Development of liposomal systems for the release of alpha-glucosidase as a proposal for Pompe disease therapy

Pompe’s disease is caused by the deficiency of the lysosomal enzyme α-glycosidase acid (GAA) resulting in the accumulation of glycogen in the cells. The main tissues affected are cardiac, smooth and skeletal muscle and nervous. The clinical spectrum comprises a child form, more severe with high morbidity and mortality, and a late form, with slower progression, which causes muscle weakness and respiratory failure. The currently available therapy consists of enzyme replacement with a recombinant enzyme and represented a significant improvement in the patients’ life expectancy. Despite this, some factors still limit its benefits, such as the low availability and absorption of the free enzyme by the target cells, not interrupting the progression of the disease. Thus, the use of nanotechnology in the development of drug delivery systems appears as an alternative to overcome the difficulties of applying the free enzyme in the bloodstream.
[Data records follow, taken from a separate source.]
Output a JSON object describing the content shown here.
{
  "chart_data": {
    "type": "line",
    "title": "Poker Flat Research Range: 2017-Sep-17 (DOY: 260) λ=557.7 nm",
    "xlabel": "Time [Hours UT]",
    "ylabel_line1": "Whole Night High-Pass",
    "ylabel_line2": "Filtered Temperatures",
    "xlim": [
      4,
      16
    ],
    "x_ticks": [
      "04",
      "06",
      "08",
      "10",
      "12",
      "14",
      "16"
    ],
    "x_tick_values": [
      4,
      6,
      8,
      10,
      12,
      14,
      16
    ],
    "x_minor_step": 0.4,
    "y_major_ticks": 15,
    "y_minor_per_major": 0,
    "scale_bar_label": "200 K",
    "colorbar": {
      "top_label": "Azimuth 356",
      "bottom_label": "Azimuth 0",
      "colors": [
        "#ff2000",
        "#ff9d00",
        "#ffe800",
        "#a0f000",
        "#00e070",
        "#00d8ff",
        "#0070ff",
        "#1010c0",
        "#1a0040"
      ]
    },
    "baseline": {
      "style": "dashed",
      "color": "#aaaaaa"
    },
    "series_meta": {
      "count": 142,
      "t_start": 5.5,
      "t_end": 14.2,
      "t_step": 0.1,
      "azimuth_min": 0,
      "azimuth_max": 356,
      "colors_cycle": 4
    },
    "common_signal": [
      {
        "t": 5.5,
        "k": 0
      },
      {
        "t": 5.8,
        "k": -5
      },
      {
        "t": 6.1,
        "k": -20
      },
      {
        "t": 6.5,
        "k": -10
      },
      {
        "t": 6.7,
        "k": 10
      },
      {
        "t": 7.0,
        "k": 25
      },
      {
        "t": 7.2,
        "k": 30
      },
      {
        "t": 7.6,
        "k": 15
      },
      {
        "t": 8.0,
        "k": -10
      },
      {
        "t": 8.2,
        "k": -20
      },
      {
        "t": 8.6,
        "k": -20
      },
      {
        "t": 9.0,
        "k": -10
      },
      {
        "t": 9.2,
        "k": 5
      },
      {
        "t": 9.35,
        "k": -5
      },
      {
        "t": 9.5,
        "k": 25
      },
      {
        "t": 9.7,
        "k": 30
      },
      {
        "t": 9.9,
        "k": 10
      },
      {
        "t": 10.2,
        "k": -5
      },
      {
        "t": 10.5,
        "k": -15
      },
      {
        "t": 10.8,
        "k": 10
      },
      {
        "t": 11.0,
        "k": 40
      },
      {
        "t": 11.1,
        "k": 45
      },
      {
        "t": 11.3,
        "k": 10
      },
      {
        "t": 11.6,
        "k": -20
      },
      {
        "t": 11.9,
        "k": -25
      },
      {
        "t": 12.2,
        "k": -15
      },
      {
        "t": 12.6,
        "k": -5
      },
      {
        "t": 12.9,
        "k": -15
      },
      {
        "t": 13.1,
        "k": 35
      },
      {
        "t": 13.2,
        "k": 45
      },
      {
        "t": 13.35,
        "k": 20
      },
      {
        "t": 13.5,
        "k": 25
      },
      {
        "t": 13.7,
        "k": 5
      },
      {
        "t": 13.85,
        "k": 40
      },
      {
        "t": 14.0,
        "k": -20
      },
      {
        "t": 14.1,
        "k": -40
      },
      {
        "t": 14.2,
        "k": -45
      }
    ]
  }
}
Among the available systems, liposomes represent an advanced technology for carrying active molecules. Liposomes are biocompatible and biodegradable lipid vesicular structures that allow delivery of the agent into cells or cellular compartments. The coating of the liposomal surface with hydrophilic components, such as polyethylene glycol (PEG), significantly increases its circulation time. Furthermore, specific ligands, such as antibodies, have been incorporated into the surface of these liposomes, seeking active targeting to a target site. As a result, the use of a long-circulating liposomal carrier functionalized with the antibody to the insulin receptor may result in greater distribution of the GAA enzyme to the target tissues, decreasing the necessary therapeutic dose and overcoming the current barriers for an adequate treatment of the Pompe’s disease.